For this reason I created a virtual environment and installed matplotlib with it. Navigating through the virtual environment I saw there was no file such as marplotlib.py so I tried to pass it the entire folder sc.addPyFile("venv//lib/python3.7/site-packages/matplotlib") but again no success.

I do not know which file I should include or how at this point and I ran out of ideas.

Is there a simple way to import matplotlib library inside spark (installing with virtualenv or referencing the OS installation)? And if so, which *.py files I should pass the command sc.addPyFile()

Again I am not interested in distributed computation: the python code will run only locally on my machine.


Solution

  • I will post what I have done. First of all I am working with virtualenv. So I created a new one with virtualenv path.

    Then I activated it with source path/bin/activate.

    I installed the packages I needed with pip3 install packageName.

    After that I created a script in python that creates a zip archive of the libraries installed with virtualenv in the path ./path/lib/python3.7/site-packages/.

    The code of this script is the following (it is zipping only numpy):

    import zipfile
    import os
    
    #function to archive a single package
    def ziplib(general_path, libName):
    
       libpath = os.path.dirname(general_path + libName)      # this should point to your packages directory 
       zippath = libName  + '.zip'      # some random filename in writable directory
       zf = zipfile.PyZipFile(zippath, mode='w')
       try:
           zf.debug = 3             # making it verbose, good for debugging 
           zf.writepy(libpath)
           return zippath           # return path to generated zip archive
       finally:
           zf.close()
    
    
    general_path = './path//lib/python3.7/site-packages/'
    matplotlib_name = 'matplotlib'
    seaborn_name = 'seaborn'
    numpy_name = 'numpy'
    zip_path = ziplib(general_path, numpy_name)      # generate zip archive containing your lib                            
    print(zip_path)
    

    After that the archives must be referenced in the pyspark file myPyspark.py.
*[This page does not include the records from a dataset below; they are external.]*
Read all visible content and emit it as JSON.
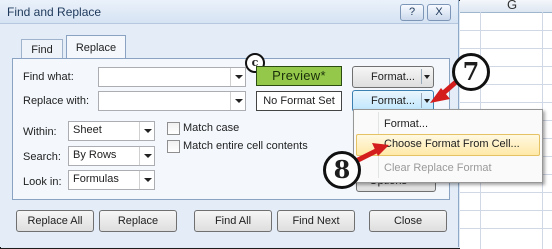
{
  "window": {
    "title": "Find and Replace"
  },
  "titlebar_buttons": {
    "help": "?",
    "close": "X"
  },
  "spreadsheet": {
    "column_label": "G"
  },
  "tabs": [
    {
      "label": "Find"
    },
    {
      "label": "Replace"
    }
  ],
  "find_what": {
    "label": "Find what:",
    "value": ""
  },
  "replace_with": {
    "label": "Replace with:",
    "value": ""
  },
  "callout_c": "c",
  "preview_label": "Preview*",
  "no_format_label": "No Format Set",
  "format_button_label": "Format...",
  "options": {
    "within": {
      "label": "Within:",
      "value": "Sheet"
    },
    "search": {
      "label": "Search:",
      "value": "By Rows"
    },
    "look_in": {
      "label": "Look in:",
      "value": "Formulas"
    },
    "match_case": "Match case",
    "match_entire": "Match entire cell contents",
    "options_button": "Options <<"
  },
  "format_menu": {
    "items": [
      "Format...",
      "Choose Format From Cell...",
      "Clear Replace Format"
    ]
  },
  "step_callouts": {
    "step7": "7",
    "step8": "8"
  },
  "buttons": {
    "replace_all": "Replace All",
    "replace": "Replace",
    "find_all": "Find All",
    "find_next": "Find Next",
    "close": "Close"
  },
  "colors": {
    "preview_bg": "#94c84a",
    "arrow": "#d41e1e",
    "menu_highlight": "#ffe9a8"
  }
}
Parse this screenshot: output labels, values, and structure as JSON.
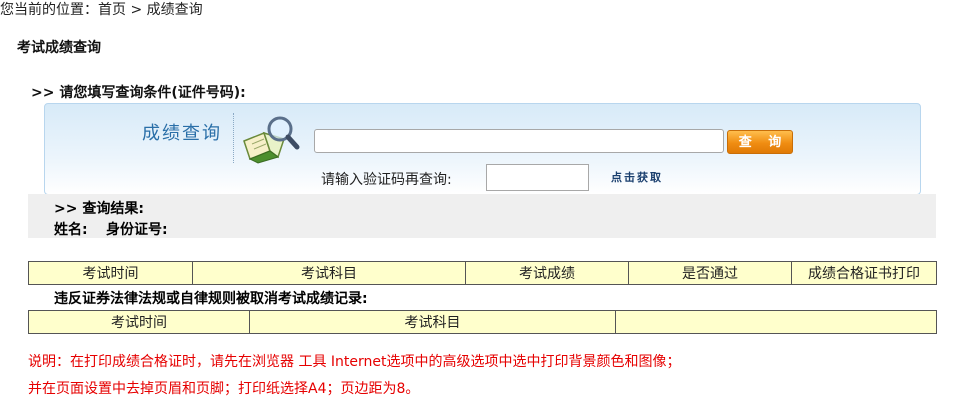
{
  "breadcrumb": {
    "prefix": "您当前的位置：",
    "home": "首页",
    "sep": " > ",
    "current": "成绩查询"
  },
  "page_title": "考试成绩查询",
  "query_condition_title": ">> 请您填写查询条件(证件号码):",
  "panel": {
    "title": "成绩查询",
    "cert_input_value": "",
    "query_button": "查 询",
    "captcha_label": "请输入验证码再查询:",
    "captcha_value": "",
    "get_code_link": "点击获取"
  },
  "result": {
    "title": ">> 查询结果:",
    "name_label": "姓名:",
    "id_label": "身份证号:"
  },
  "scores_table": {
    "headers": [
      "考试时间",
      "考试科目",
      "考试成绩",
      "是否通过",
      "成绩合格证书打印"
    ]
  },
  "revoked": {
    "title": "违反证券法律法规或自律规则被取消考试成绩记录:",
    "headers": [
      "考试时间",
      "考试科目",
      ""
    ]
  },
  "notes": {
    "line1": "说明：在打印成绩合格证时，请先在浏览器 工具 Internet选项中的高级选项中选中打印背景颜色和图像；",
    "line2": "并在页面设置中去掉页眉和页脚；打印纸选择A4；页边距为8。"
  },
  "colors": {
    "accent_blue": "#2a6fa8",
    "button_orange": "#f08d12",
    "table_cell": "#ffffcc",
    "note_red": "#e60000"
  },
  "icons": {
    "panel_icon": "book-magnifier-icon"
  }
}
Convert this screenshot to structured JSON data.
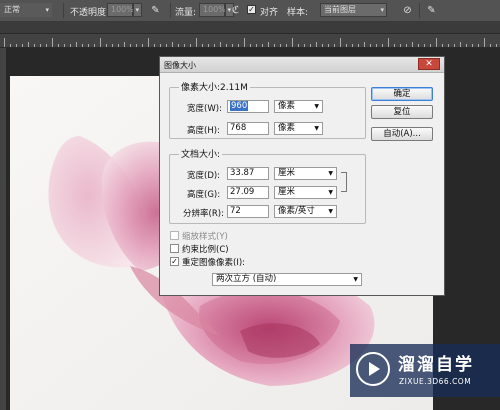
{
  "optionsBar": {
    "mode_value": "正常",
    "opacity_label": "不透明度:",
    "opacity_value": "100%",
    "flow_label": "流量:",
    "flow_value": "100%",
    "align_label": "对齐",
    "sample_label": "样本:",
    "sample_value": "当前图层"
  },
  "dialog": {
    "title": "图像大小",
    "close_glyph": "✕",
    "pixel_dimensions": {
      "label": "像素大小:2.11M",
      "width_label": "宽度(W):",
      "width_value": "960",
      "width_unit": "像素",
      "height_label": "高度(H):",
      "height_value": "768",
      "height_unit": "像素"
    },
    "document_size": {
      "label": "文档大小:",
      "width_label": "宽度(D):",
      "width_value": "33.87",
      "width_unit": "厘米",
      "height_label": "高度(G):",
      "height_value": "27.09",
      "height_unit": "厘米",
      "resolution_label": "分辨率(R):",
      "resolution_value": "72",
      "resolution_unit": "像素/英寸"
    },
    "options": {
      "scale_styles": "缩放样式(Y)",
      "constrain": "约束比例(C)",
      "resample": "重定图像像素(I):",
      "resample_method": "两次立方 (自动)"
    },
    "buttons": {
      "ok": "确定",
      "reset": "复位",
      "auto": "自动(A)..."
    }
  },
  "watermark": {
    "name": "溜溜自学",
    "url": "ZIXUE.3D66.COM"
  }
}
You do this by calling the method addPyFile() of the sparkContext class. After that you just can import in your code as always. In my case I did the following:

    from pyspark import SparkContext
    sc = SparkContext.getOrCreate()
    sc.addPyFile("matplot.zip") #generate with testZip.py
    sc.addPyFile("numpy.zip") #generate with testZip.py
    import matplotlib
    import numpy
    

    When you are launching the script you have to reference the zip archives in the command with --py-files. For example:

    sudo spark-submit --py-files matplot.zip --py-files numpy.zip myPyspark.py
    

    I considered two archives because to me it was clear how to import one but not two of them.